Other middle-of-the-night conversations are only slightly more functional.
Me: Where’s the, um…the thing?
Lyra: The swaddle thing?
Me: No, the sleep thing for… when he goes in the thing.
Lyra: It’s in the top of the thing, under the… holder thing.
Me: No, I mean the um, the baggy thing.
Lyra: You mean the sleep thing?
Me: Yes, the baggy sleep thing.
And — oh the faces! My early favorites include the eyebrows-raised eyes-half-lidded Sleepy Nipple Lunge when he’s hungry but too tired to execute a focused attack. Or the Contemplative Professor face, refined and poised, his gaze focused on a point in the poignant middle-distance, right before he delivers a prodigious bowel movement. There’s the Buddha Baby face, when Lyra sits him up cross-legged between feeding sessions, and his belly sags out and, eyes closed, he beams food coma serenity. Sometimes, in a genre mash-up, an ooze of half-digested milk will quietly pour out, as in a horror movie death sequence.

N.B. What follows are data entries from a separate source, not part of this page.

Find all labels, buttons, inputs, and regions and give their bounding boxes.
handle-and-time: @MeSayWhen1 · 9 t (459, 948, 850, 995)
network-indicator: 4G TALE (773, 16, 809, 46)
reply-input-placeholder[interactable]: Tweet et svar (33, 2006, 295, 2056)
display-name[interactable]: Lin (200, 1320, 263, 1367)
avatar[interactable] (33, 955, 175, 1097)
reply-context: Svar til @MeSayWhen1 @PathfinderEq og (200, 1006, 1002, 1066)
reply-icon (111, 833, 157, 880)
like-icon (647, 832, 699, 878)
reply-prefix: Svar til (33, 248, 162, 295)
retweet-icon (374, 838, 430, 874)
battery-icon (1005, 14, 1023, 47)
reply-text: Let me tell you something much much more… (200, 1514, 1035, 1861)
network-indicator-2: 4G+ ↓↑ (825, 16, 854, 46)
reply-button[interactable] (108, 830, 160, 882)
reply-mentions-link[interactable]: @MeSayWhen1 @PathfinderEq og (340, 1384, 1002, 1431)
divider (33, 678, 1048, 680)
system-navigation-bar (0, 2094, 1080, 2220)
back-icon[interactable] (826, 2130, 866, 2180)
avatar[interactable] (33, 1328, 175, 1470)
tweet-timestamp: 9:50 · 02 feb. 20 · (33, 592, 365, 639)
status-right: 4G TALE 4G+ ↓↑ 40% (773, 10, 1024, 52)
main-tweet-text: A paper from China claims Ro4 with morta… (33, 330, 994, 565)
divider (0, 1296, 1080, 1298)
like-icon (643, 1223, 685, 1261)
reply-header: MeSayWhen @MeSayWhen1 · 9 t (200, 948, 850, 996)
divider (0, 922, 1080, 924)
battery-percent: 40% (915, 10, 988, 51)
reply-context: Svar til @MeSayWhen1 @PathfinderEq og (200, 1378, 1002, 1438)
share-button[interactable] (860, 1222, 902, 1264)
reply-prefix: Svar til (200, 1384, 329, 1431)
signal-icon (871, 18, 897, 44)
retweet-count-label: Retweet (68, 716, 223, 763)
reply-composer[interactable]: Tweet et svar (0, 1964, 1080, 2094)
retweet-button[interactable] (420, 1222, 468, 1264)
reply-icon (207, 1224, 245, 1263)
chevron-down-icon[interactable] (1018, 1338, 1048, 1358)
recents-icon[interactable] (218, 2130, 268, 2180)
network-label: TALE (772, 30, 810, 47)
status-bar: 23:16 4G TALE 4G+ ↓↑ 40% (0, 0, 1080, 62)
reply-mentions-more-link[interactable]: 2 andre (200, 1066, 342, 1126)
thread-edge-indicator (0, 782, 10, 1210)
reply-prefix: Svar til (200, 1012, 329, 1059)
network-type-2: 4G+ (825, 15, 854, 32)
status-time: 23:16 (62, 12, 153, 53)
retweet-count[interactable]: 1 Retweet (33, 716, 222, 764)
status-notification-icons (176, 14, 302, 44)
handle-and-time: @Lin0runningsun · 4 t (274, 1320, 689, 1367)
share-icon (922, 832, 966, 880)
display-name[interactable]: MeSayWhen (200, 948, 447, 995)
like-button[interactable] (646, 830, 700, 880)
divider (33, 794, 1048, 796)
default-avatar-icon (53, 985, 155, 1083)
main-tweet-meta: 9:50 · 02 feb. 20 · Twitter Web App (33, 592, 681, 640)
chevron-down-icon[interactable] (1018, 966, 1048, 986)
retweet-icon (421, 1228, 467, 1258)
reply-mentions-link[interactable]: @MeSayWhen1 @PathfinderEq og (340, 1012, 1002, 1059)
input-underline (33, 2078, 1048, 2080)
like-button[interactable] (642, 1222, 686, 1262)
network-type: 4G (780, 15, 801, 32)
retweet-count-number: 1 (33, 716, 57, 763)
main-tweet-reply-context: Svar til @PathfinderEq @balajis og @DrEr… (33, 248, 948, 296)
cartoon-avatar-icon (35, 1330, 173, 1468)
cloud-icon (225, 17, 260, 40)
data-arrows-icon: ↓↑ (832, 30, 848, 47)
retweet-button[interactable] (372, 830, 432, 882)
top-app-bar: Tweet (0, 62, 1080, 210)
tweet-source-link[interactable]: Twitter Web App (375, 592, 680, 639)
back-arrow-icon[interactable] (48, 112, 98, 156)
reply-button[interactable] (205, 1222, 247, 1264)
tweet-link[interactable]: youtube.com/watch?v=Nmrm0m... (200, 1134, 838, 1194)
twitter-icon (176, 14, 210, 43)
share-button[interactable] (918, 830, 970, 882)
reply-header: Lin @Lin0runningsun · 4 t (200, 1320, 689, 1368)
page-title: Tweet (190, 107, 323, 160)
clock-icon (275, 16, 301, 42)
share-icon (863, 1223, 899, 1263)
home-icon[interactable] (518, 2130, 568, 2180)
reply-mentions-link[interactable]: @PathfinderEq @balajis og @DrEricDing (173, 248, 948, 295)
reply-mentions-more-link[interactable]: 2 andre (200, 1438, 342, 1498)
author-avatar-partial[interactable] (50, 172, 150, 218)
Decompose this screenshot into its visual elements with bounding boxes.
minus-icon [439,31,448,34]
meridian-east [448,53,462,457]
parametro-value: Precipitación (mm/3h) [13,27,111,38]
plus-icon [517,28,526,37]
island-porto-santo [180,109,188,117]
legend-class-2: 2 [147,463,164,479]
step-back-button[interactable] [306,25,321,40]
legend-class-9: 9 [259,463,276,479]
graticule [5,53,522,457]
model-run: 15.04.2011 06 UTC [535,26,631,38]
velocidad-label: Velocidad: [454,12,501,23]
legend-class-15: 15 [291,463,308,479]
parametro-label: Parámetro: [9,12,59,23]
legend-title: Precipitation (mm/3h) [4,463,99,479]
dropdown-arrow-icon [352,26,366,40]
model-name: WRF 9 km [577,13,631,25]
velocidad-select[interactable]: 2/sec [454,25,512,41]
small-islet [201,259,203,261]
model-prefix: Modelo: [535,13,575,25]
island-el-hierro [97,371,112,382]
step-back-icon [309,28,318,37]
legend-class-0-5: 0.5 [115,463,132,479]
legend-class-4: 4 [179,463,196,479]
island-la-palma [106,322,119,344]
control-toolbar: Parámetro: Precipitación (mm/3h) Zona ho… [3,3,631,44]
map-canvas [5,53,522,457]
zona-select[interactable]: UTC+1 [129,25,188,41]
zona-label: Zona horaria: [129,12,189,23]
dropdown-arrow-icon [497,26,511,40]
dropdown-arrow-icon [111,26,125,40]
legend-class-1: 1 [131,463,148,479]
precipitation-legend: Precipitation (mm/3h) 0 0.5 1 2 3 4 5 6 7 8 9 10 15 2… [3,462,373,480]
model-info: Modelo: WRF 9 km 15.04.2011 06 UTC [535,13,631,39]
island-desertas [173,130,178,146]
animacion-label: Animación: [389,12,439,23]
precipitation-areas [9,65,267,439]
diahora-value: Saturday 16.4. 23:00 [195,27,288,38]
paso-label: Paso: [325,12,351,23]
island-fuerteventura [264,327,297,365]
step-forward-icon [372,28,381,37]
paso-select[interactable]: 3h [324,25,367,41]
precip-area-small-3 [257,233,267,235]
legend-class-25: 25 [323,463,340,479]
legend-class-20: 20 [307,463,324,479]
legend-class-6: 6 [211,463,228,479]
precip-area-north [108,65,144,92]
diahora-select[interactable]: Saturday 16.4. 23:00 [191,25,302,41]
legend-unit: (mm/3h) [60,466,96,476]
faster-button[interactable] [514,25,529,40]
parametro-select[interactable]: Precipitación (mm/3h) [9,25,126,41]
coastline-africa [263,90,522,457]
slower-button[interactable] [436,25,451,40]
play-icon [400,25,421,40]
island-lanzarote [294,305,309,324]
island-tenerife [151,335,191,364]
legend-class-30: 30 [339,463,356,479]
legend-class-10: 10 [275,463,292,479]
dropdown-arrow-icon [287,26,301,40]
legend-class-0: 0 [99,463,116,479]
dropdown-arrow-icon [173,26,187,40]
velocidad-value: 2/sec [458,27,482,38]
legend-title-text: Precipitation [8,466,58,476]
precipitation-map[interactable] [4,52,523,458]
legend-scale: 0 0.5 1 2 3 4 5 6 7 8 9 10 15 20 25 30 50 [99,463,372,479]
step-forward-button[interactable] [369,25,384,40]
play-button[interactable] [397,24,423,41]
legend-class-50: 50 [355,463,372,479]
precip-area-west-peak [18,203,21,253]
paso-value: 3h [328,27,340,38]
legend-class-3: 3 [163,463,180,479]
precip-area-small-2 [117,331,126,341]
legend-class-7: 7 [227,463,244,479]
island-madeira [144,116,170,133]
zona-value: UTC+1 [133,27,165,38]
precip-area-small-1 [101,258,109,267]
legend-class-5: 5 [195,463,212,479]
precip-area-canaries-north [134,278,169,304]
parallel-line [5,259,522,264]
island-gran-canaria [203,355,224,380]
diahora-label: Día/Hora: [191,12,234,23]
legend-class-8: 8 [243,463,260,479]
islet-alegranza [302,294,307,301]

On his third day of life, he did his special trick, of waiting till the diaper is off to unleash a shower of pee. Trying to cover up his geyser, and reapply his diaper, my hand was under his bum when he deposited a perfect poo directly into the center of the palm of my hand. It felt not just like a gift, but a sweetly delivered one. This is his currency, and he was handing me his shiniest nickel. Yes, I am that crazy to be enamored of being shit upon, but so it goes in the fog of newborn parenting.
Sitting with him asleep in my lap last week, as daylight dimmed and on came the night, I finally had a moment to sit with the significance of it all. I’m in the middle of a freelance career in the arts, which is filled with the unique experience of strangers standing up and applauding me for doing my job well, but also endless hustle to get seen by tastemakers and anointers. I also need weekly moments of true kinship with people, preferably strangers from different racial and class backgrounds — it makes me feel like I’m connected to the deepening of our shared humanity. So I am constantly wondering: am I hustling enough? Am I creating enough new material? Am I being open enough? Am I pursuing the right opportunities?
As our apartment darkened, I stared and stared at Winston’s sweet face. And then it happened. Holding my newborn son in my arms, I felt a tremendous sense of relief spread over me. Giving him love, yes, for now that is enough.